Für die Steuer zählen sowohl der festgestellte GdB als auch vorhandene Merkzeichen.

Der Behinderten-Pauschbetrag als wichtigster Steuervorteil

Ein großer Vorteil ist der Behinderten-Pauschbetrag. Er ersetzt typische, behinderungsbedingte Mehraufwendungen pauschal, ohne dass Sie Einzelbelege einreichen müssen. Anspruch besteht bereits ab GdB 20; die Höhe steigt stufenweise an und reicht von 384 Euro (GdB 20) bis 2.840 Euro (GdB 100) pro Jahr.

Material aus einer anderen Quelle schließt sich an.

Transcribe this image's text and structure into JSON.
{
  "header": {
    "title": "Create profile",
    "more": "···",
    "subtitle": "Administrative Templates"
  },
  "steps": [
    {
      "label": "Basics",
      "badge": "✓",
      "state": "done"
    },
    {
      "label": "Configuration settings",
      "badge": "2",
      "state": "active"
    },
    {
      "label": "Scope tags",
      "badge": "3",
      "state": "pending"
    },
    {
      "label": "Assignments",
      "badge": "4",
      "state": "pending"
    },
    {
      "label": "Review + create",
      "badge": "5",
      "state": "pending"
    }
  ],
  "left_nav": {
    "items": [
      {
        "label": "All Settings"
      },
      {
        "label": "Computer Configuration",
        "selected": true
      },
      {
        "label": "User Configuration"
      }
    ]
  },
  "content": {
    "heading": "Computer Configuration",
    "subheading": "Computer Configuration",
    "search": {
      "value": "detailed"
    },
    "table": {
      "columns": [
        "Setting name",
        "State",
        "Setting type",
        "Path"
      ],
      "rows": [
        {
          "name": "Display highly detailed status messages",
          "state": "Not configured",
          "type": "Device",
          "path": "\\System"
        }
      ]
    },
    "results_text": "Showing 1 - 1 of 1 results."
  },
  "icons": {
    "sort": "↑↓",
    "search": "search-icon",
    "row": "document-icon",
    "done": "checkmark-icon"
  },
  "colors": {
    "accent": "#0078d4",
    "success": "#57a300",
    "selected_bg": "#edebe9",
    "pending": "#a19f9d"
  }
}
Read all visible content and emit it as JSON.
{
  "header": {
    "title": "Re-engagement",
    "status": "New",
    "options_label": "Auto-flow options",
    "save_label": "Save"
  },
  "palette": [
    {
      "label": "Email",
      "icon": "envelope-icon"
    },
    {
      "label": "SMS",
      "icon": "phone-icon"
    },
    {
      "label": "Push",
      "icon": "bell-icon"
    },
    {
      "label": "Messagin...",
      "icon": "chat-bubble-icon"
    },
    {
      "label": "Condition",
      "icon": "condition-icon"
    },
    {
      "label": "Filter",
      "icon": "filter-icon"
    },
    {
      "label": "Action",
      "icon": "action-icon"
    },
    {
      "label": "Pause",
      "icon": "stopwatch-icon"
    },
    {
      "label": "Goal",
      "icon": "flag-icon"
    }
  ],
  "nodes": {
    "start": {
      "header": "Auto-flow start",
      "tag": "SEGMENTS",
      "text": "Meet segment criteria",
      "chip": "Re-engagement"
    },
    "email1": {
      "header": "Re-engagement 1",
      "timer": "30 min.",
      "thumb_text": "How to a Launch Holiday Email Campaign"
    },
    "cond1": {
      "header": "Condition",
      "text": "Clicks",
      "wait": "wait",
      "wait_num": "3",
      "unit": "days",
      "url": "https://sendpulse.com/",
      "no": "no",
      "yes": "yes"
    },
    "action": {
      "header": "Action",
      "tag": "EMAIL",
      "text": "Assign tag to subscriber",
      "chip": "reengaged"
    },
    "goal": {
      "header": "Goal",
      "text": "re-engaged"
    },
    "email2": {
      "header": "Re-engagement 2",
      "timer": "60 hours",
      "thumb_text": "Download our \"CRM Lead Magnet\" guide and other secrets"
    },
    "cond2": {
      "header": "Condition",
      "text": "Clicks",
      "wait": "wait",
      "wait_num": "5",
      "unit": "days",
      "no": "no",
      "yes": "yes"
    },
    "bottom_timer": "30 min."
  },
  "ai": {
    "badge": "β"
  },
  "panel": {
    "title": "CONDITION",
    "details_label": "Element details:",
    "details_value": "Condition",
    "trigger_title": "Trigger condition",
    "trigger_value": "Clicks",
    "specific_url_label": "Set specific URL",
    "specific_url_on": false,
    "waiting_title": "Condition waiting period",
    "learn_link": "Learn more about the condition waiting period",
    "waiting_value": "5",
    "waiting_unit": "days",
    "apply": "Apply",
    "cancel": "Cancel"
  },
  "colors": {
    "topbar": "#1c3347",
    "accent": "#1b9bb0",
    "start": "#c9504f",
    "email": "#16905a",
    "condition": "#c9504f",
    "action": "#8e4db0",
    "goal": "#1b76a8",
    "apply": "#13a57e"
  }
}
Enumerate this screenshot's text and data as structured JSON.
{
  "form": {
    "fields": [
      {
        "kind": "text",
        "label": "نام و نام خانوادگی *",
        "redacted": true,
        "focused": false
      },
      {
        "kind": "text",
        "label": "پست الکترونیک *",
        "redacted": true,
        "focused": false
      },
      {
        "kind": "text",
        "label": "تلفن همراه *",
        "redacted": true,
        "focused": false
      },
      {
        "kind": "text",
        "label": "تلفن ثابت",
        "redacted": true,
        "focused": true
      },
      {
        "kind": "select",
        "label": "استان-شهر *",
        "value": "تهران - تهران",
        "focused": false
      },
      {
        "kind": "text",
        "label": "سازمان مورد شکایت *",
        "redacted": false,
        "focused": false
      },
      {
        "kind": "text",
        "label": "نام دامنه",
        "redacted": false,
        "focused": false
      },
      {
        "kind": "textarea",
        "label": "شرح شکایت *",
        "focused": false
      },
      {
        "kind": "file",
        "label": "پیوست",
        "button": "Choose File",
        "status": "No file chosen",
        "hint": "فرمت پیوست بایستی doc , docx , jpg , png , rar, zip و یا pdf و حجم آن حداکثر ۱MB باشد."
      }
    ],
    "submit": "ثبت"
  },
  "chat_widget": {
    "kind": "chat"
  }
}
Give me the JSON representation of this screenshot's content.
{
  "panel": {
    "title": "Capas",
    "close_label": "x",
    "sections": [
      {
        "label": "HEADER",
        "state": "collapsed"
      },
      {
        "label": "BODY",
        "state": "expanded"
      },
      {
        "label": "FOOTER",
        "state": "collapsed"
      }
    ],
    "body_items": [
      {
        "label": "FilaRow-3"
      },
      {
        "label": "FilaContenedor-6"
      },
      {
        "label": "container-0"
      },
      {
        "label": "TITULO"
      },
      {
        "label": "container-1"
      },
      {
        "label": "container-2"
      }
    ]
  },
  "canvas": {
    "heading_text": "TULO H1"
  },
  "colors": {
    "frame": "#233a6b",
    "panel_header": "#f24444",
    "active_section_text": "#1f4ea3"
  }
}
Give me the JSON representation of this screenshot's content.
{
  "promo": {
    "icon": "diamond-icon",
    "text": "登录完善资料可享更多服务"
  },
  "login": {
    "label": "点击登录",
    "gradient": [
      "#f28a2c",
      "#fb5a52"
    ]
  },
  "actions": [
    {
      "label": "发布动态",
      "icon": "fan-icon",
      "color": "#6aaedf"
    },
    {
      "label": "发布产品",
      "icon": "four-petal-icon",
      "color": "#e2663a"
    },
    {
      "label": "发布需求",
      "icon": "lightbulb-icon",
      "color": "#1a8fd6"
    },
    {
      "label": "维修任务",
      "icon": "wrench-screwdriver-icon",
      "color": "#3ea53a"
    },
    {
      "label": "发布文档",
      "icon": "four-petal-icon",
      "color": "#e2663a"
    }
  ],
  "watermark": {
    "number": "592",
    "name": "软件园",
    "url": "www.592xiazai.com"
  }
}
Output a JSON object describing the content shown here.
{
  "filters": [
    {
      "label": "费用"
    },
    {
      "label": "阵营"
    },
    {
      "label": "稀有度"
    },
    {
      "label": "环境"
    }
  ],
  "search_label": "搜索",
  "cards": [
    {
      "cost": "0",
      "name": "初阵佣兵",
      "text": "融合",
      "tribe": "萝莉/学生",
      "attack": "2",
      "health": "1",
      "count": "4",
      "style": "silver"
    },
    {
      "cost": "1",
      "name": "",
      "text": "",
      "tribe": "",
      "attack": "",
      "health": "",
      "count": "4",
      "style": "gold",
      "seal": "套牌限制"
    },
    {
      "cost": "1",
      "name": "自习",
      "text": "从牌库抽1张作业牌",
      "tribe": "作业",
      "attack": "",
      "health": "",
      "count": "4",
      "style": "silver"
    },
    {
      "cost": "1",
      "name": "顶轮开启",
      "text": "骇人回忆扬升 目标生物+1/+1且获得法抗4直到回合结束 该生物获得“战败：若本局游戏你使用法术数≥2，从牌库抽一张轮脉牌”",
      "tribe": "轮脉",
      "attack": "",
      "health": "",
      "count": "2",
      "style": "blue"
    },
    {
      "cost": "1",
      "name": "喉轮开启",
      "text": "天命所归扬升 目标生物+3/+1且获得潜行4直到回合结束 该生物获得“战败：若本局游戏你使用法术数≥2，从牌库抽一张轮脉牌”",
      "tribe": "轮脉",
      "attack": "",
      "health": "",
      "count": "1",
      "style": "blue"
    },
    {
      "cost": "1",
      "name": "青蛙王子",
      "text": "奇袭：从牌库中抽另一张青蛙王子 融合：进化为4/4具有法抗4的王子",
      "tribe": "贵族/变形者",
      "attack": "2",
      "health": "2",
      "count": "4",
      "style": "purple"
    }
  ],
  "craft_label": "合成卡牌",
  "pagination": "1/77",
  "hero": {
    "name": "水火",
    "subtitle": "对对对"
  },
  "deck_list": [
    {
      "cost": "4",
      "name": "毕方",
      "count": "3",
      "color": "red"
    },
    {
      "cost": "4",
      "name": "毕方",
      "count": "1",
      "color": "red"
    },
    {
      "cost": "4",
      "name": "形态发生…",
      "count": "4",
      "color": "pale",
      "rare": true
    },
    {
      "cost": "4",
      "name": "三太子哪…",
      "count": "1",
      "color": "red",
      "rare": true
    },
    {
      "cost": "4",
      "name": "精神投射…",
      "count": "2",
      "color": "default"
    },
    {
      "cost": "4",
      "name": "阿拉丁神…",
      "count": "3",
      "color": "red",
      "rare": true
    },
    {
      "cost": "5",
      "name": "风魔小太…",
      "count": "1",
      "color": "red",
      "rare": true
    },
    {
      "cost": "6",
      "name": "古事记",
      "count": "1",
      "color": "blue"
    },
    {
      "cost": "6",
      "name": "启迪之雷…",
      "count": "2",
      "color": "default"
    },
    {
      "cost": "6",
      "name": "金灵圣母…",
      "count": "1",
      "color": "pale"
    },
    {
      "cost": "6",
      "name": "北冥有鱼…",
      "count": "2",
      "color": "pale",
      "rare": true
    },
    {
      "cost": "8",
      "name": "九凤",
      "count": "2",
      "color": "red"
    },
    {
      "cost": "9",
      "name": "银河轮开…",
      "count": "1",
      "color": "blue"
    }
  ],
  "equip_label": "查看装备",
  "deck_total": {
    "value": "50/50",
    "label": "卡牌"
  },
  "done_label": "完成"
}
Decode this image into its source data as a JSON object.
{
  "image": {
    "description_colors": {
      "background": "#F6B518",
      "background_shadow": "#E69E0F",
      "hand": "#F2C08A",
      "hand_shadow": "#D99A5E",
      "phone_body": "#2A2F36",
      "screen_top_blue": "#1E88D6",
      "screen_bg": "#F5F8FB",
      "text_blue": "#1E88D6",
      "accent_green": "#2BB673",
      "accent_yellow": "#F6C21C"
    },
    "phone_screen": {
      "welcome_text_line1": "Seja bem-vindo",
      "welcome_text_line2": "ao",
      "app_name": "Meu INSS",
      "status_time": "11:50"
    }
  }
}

Für Blinde, Taubblinde und hilflose Menschen gilt ein erhöhter Pauschbetrag von 7.400 Euro, der den gestaffelten Pauschbetrag ersetzt. Das Wahlrecht, den Pauschbetrag statt einzelner Kosten zu nutzen, kann je Veranlagungsjahr nur einheitlich ausgeübt werden.

Tabelle: Alle Steuererleichterungen 2025 bei einer Schwerbehinderung

Steuererleichterung bei Behinderung Kurzbeschreibung
Behinderten-

Pauschbetrag (§ 33b EStG)

Ab GdB 20; je nach GdB 384 € bis 2.840 € pro Jahr. Für hilflose Menschen (Merkzeichen H) sowie Blinde/Taubblinde 7.400 € p.a. Ersetzt typische laufende behinderungsbedingte Mehraufwendungen; Nachweis durch Feststellungsbescheid/Schwerbehindertenausweis.
Pflege-Pauschbetrag (§ 33b Abs. 6 EStG) Unentgeltliche Pflege in der Wohnung der pflegebedürftigen oder der pflegenden Person: 600 € (Pflegegrad 2), 1.100 € (PG 3), 1.800 € (PG 4/5 oder Hilflosigkeit) je Pflegeperson und Jahr; keine Pflegevergütung bezogen.
Behinderungsbedingte Fahrtkostenpauschale (§ 33 Abs. 2a EStG) Pauschal für private, behinderungsbedingte Fahrten: 900 € p.a. bei GdB ≥ 80 oder GdB ≥ 70 + Merkzeichen G; 4.500 € p.a. bei Merkzeichen aG/Bl/TBl/H. Kein Einzelnachweis der Fahrten erforderlich.
Arbeitsweg:

tatsächliche Kosten statt Entfernungspauschale (§ 9 Abs. 2 EStG)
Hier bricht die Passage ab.